Friday, April 10, 2015

Book Spotlight + Guest Post: Dwarves in Space by S.E. Zbasnik

Good morning, and happy Friday, my lovely bookworms!

What better way to celebrate this wonderful day of the week than another book spotlight? Oh, I promise this is a good one. As soon as I saw the synopsis, and the absolutely wonderful cover, to S.E. Zbasnik's Dwarves in Space I knew I'd be sharing it with all of you. Sci Fi, Fantasy, Satire, this book has it all.

Amazon | Goodreads
The Elation-Cru is not the flashiest ship, nor the newest, or even has all of its bolts attached; but she can fly. Well, sort of wade through space, and that’s when all the parts are working. She supports a sugar addicted dwarven pilot, an elven engineer, an orcish doctor, a silent djinn, and the lone human trying to hold the entire thing together with duct tape. Variel, the captain, has been hiding from a secret for the past five years and time’s finally run out.

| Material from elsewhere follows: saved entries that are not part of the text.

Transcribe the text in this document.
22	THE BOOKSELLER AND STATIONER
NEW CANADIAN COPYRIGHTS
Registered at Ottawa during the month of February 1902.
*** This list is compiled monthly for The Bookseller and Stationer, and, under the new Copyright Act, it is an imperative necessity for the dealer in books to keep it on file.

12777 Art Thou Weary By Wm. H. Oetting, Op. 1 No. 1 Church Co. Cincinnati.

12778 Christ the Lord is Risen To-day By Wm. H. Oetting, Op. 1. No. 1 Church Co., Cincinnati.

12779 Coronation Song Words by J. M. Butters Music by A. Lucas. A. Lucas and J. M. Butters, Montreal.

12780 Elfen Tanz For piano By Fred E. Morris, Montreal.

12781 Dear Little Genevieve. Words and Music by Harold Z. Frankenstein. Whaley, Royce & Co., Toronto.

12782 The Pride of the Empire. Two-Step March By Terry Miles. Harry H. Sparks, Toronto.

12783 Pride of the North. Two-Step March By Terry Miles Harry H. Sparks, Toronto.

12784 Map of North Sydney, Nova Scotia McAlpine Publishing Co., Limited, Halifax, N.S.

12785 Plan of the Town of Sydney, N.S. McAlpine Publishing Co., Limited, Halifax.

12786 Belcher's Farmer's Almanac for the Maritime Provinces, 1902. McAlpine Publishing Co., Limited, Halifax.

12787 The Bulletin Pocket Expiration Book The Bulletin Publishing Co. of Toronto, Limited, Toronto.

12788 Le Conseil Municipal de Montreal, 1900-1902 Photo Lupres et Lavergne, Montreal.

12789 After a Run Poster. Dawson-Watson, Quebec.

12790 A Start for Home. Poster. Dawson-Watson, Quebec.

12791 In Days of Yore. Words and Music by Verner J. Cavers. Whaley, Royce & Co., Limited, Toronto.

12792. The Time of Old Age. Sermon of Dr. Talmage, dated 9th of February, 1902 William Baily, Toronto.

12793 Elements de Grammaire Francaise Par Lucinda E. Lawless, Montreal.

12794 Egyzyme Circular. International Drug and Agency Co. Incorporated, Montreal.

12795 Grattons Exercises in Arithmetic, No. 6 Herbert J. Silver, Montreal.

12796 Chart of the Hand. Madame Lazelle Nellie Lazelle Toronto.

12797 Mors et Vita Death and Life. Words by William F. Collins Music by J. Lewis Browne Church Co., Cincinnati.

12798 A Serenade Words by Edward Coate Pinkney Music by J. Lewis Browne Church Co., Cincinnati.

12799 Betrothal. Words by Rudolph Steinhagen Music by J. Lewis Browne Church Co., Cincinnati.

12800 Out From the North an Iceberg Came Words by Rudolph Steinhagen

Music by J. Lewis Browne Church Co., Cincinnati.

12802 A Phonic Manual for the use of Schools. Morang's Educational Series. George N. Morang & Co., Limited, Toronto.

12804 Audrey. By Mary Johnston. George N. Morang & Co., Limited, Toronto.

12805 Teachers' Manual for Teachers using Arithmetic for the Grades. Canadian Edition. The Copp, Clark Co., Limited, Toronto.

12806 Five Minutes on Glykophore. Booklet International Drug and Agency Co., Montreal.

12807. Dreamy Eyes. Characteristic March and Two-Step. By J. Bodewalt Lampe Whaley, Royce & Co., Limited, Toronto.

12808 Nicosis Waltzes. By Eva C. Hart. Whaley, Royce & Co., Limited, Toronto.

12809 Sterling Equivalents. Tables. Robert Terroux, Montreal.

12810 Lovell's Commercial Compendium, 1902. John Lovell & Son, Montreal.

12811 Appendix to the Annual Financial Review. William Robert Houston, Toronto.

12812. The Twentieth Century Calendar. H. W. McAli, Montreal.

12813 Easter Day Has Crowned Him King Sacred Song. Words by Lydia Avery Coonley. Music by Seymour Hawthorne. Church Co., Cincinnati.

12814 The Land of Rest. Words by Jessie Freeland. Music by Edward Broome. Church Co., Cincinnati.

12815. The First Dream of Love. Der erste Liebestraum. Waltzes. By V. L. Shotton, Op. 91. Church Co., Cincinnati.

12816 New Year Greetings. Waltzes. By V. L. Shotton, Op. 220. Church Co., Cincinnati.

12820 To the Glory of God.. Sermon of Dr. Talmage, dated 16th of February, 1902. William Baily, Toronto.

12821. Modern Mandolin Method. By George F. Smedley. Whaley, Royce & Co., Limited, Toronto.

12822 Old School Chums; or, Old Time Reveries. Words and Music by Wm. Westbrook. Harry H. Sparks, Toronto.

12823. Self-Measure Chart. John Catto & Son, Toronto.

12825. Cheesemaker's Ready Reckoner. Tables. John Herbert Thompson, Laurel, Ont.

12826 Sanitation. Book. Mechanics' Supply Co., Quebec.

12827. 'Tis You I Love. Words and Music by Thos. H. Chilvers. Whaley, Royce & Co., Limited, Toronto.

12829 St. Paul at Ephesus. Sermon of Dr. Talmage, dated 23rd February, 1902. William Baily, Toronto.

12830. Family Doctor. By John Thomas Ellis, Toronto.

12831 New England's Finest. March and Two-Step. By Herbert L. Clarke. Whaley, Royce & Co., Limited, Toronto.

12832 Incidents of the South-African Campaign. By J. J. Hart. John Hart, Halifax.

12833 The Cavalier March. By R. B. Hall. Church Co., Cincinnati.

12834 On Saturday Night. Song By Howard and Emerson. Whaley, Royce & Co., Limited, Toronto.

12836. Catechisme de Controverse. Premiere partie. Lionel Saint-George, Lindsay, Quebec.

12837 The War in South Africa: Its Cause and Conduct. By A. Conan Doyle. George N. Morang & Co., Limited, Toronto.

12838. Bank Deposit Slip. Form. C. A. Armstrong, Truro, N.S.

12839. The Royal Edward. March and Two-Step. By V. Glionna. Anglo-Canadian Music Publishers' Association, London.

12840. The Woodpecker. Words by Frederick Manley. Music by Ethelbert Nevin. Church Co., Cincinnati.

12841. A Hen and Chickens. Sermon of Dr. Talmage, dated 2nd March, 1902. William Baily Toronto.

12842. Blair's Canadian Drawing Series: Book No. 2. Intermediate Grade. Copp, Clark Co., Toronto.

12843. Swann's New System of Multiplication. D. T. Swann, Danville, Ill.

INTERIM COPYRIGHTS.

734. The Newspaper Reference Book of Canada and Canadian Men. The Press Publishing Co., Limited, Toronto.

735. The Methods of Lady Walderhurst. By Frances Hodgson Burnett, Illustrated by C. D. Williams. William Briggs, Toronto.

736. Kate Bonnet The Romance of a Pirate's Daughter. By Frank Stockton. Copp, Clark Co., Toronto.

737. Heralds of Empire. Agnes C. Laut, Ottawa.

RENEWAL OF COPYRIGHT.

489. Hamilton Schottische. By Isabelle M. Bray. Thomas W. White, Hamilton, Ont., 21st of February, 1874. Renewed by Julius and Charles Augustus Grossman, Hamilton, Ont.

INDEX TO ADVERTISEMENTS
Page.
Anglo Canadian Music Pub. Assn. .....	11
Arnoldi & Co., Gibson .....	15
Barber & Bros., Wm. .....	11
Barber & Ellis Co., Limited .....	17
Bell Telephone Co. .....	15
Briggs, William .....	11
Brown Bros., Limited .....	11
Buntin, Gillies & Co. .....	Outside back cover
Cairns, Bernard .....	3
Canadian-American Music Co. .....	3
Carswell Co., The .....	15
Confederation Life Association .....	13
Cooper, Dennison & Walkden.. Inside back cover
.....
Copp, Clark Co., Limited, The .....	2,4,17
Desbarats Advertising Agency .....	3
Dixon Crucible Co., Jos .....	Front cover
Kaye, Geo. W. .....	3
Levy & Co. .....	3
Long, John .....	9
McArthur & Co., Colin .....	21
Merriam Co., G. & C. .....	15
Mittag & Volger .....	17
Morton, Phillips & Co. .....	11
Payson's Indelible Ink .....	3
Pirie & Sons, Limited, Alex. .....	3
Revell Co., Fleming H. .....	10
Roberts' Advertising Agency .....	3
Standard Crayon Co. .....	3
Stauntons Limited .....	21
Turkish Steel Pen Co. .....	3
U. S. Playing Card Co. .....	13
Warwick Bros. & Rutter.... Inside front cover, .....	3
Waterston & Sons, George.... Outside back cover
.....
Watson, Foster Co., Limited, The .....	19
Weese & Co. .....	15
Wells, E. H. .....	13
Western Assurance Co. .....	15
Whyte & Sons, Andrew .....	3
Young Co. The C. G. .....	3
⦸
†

When she goes against her common sense and fights to save her onboard assassin/renter from a job gone sour, she finds herself before an ex-colleague that knew her in her previous life as the Knight of the realm. The entire ship is sent on a mad dash across the universe — from a decaying space station, home to the wackiest species the galaxy has to offer, down to the Orc homeworld, which wouldn’t be so bad if Variel hadn’t spent most of her previous life fighting in the war against them. Chances of survival are nil and slipping fast.

The joy of writing is in creating that which has never been seen before; an alien world where the rocks are sentient, or a woman posing as a man to rob from the rich and keep some for herself. But sometimes, even when I can see the furrow of a character’s brow or the demoralizing sneer, I can’t see the whole face. 

That’s when I break out my character generators.

With a slide of a cursor here, a shift of the right stick there, I can try out various nose sizes, eye shapes, and lip pouts until I see my mind’s eye before me. My current favorite is the incomparable engine behind Dragon Age: Inquisition.

With it, I was able to create the captain of my current Dwarves in Space series:

DA:I gave me the opportunity to create nearly my entire crew so I could see them and cement their appearance. (It’s also a wonderful game I can about talk for hours if there are any other Bioware fans out there. Dual-wielder for life!) If you’re already a gamer, RPGs (role playing games) offer a useful tool for you to test and pinch to bring your character to life.

Another classic game you can use is Sims. Their character engines are nowhere near as sophisticated as DA:I, but -- thanks to the mods created by fans -- if you can dream it, it already exists. What makes Sims even more useful than a character generator is the ability to design layouts.

When I was writing Dwarves in Space, I often realized I had no idea what was down a corner, to the right of a door, or if there was even room for a pool table. I needed to sit down and sketch out the floor plan of my spaceship. 

The various mods I downloaded gave me the opportunity to not only drop in a more realistic kitchen table for my space rats, I explored beyond the setting. While poking around, I found this adorable lamp of a cow being abducted. I realized instantly that it was something my pilot character would ecstatically keep in his bedroom. 

Poking around in my setting, testing what would and wouldn’t work for a living space, allowed me to delve deeper into my characters. It helped me give them more dimensions.

To know someone’s living space is to know their brain. What kind of coffee mug would a mad scientist keep on her desk? How messy would a zombie paralegal keep his bathroom? Sims helps you explore these questions while building their house.

But, if you don’t own Dragon Age, or Sims, there is a way you can get cracking on visualizing your character for free right now. Paper dolls, once the purview of little girls with nimble scissor skills are a popular app on the internet.

One of my favorites is Azalea’s dolls.

Using the Tudor game I was able to create a couple characters from my manuscript in progress. (It’s the cross-dressing Robin Hood tale I mentioned earlier)

There are dozens of other games, from fairies and mermaids to animal creators. If your main character is a magical talking fish, you can make that with the paper dolls. 

Inhabiting the world inside your mind, making it physical (even if it’s just in pixel form) greatly helps to explore it and discover ideas you’d never have dreamed of. It’s also highly addictive, so be careful. There’s still writing to be done.